Mostly, though, when it comes to wandering around the BDSM world in Second Life, my instinct seems to sit mostly at the "don't make your relay open if you don't want to suffer the consequences" end of the spectrum. Not because I think an open relay is the same as clothing that indicates that you're "asking for it" (as I say above, that analogy only seems to work if you have a very negative view of women), but because an open relay is designed, from the start, to respond to other devices that are looking for it.

If a real world analogy is needed, I think it's more akin to this: most relays have degrees of openness. You can set them to off, you can set them so they ask you about every request, you can set them so they always "just work" if the owner of an object is the owner of the land, or they can sometimes be set in a "playful" mode (the latter asking permission for any "binding" restriction but just accepting a fleeting restriction -- the latter being things like stripping or force TPing). Simply put, you have control over what requests from the world around you get through.

The best analogy here then would seem to me to be how safe you want to be when you have sex. If you're being very promiscuous you probably want to be using the maximum amount of protection possible. If you have a fairly stable relationship, or set of relationships, you might decide that you need to be less protected (and, hopefully, you do all the sensible checks and you understand all the risks involved). If you're in a single long-term committed relationship you might throw caution to the wind and use no protection -- again fully understanding the risks, doing on the sensible checks, and fully accepting the consequences of any bad choices.

With that analogy nobody is absolving the other party if you catch something nasty, but neither can you claim that you're without blame.

And so it can be said to be the same with relays. It is vital that you understand the consequences of your choices and, while nobody should absolve anyone abusing your choice of setting, you have tools at your disposal to ensure that you are safe and your time in SL is spent safely.

Of course, analogies almost never help to further an argument, so it's best not to read too much into them and, instead, concentrate on the actual issue being explored.

Before I finish off here (sorry, this has rambled a little hasn't it?), having read all of the above, I wonder what you, the reader, think my response to the following situation, which happened just a couple of days ago, should have been.

Funnily enough it involves Brigadoon Station.
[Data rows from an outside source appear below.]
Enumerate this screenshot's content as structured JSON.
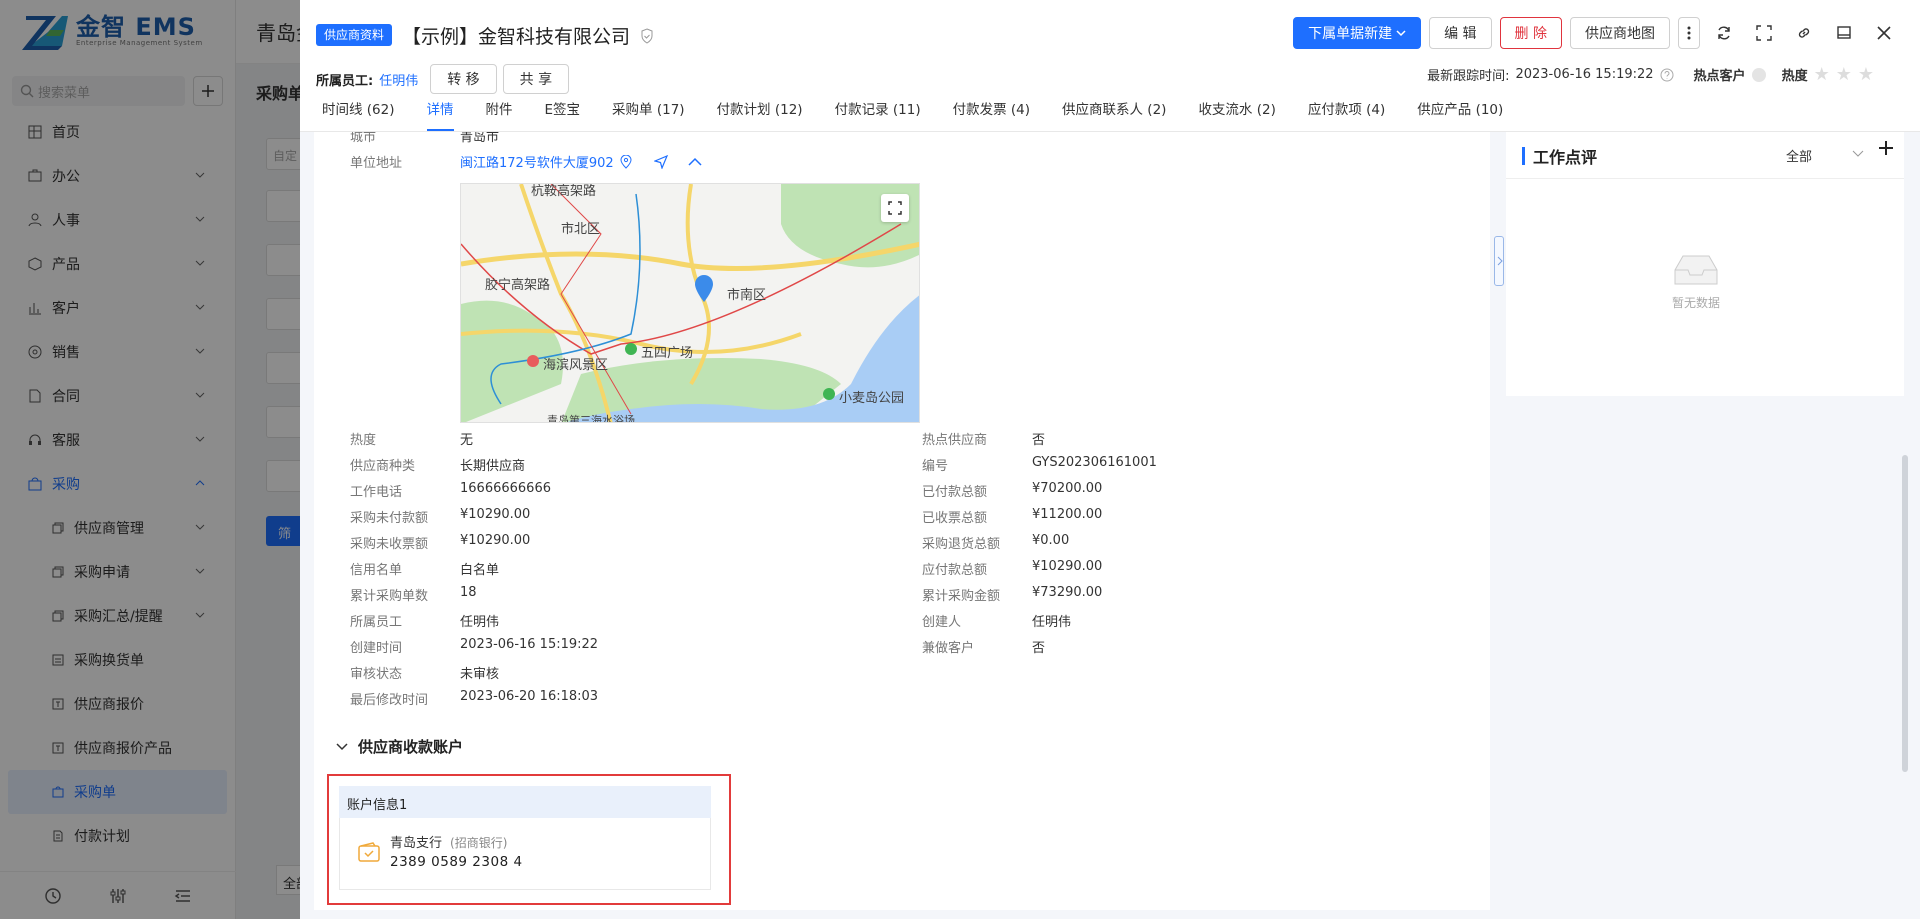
{
  "app": {
    "brand": "金智 EMS",
    "brand_sub": "Enterprise Management System"
  },
  "sidebar": {
    "search_placeholder": "搜索菜单",
    "items": [
      {
        "label": "首页"
      },
      {
        "label": "办公"
      },
      {
        "label": "人事"
      },
      {
        "label": "产品"
      },
      {
        "label": "客户"
      },
      {
        "label": "销售"
      },
      {
        "label": "合同"
      },
      {
        "label": "客服"
      },
      {
        "label": "采购"
      }
    ],
    "sub_items": [
      {
        "label": "供应商管理"
      },
      {
        "label": "采购申请"
      },
      {
        "label": "采购汇总/提醒"
      },
      {
        "label": "采购换货单"
      },
      {
        "label": "供应商报价"
      },
      {
        "label": "供应商报价产品"
      },
      {
        "label": "采购单"
      },
      {
        "label": "付款计划"
      }
    ]
  },
  "background": {
    "header": "青岛金",
    "crumb": "采购单",
    "filter_btn": "筛",
    "all_label": "全部",
    "input_hint": "自定"
  },
  "drawer": {
    "tag": "供应商资料",
    "title": "【示例】金智科技有限公司",
    "buttons": {
      "new": "下属单据新建",
      "edit": "编 辑",
      "delete": "删 除",
      "map": "供应商地图"
    },
    "owner_label": "所属员工:",
    "owner_name": "任明伟",
    "transfer": "转 移",
    "share": "共 享",
    "follow_label": "最新跟踪时间:",
    "follow_time": "2023-06-16 15:19:22",
    "hot_customer": "热点客户",
    "heat": "热度",
    "tabs": [
      "时间线 (62)",
      "详情",
      "附件",
      "E签宝",
      "采购单 (17)",
      "付款计划 (12)",
      "付款记录 (11)",
      "付款发票 (4)",
      "供应商联系人 (2)",
      "收支流水 (2)",
      "应付款项 (4)",
      "供应产品 (10)"
    ],
    "active_tab": "详情"
  },
  "detail": {
    "city_label": "城市",
    "city_value": "青岛市",
    "address_label": "单位地址",
    "address_value": "闽江路172号软件大厦902",
    "map_labels": {
      "a": "杭鞍高架路",
      "b": "市北区",
      "c": "胶宁高架路",
      "d": "市南区",
      "e": "海滨风景区",
      "f": "五四广场",
      "g": "小麦岛公园",
      "h": "青岛第三海水浴场"
    },
    "left": [
      {
        "label": "热度",
        "value": "无"
      },
      {
        "label": "供应商种类",
        "value": "长期供应商"
      },
      {
        "label": "工作电话",
        "value": "16666666666"
      },
      {
        "label": "采购未付款额",
        "value": "¥10290.00"
      },
      {
        "label": "采购未收票额",
        "value": "¥10290.00"
      },
      {
        "label": "信用名单",
        "value": "白名单"
      },
      {
        "label": "累计采购单数",
        "value": "18"
      },
      {
        "label": "所属员工",
        "value": "任明伟"
      },
      {
        "label": "创建时间",
        "value": "2023-06-16 15:19:22"
      },
      {
        "label": "审核状态",
        "value": "未审核"
      },
      {
        "label": "最后修改时间",
        "value": "2023-06-20 16:18:03"
      }
    ],
    "right": [
      {
        "label": "热点供应商",
        "value": "否"
      },
      {
        "label": "编号",
        "value": "GYS202306161001"
      },
      {
        "label": "已付款总额",
        "value": "¥70200.00"
      },
      {
        "label": "已收票总额",
        "value": "¥11200.00"
      },
      {
        "label": "采购退货总额",
        "value": "¥0.00"
      },
      {
        "label": "应付款总额",
        "value": "¥10290.00"
      },
      {
        "label": "累计采购金额",
        "value": "¥73290.00"
      },
      {
        "label": "创建人",
        "value": "任明伟"
      },
      {
        "label": "兼做客户",
        "value": "否"
      }
    ],
    "section_title": "供应商收款账户",
    "account": {
      "title": "账户信息1",
      "branch": "青岛支行",
      "bank": "(招商银行)",
      "number": "2389 0589 2308 4"
    }
  },
  "review": {
    "title": "工作点评",
    "filter": "全部",
    "empty": "暂无数据"
  }
}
Because I rent a spot there for a vendor board for some of our products I'm in the group associated with the land. A day or so ago the owner of the group sent out an object as an attachment. I copied the object to my inventory. I rezzed it in world. Initially it was set for sale (to myself, of course, given I was now the owner) so, because it was mod, I unset that. I then noticed it had touch active. So I touched it...

...and without warning, without being asked for my consent, I was teleported to a location on the Freedom Continent. I smirked and teleported back home.

Should I feel violated because my consent wasn't sought before the TP was done? Or should I, as I did at the time, accept that a device caught me in exactly the way I permit via my relay?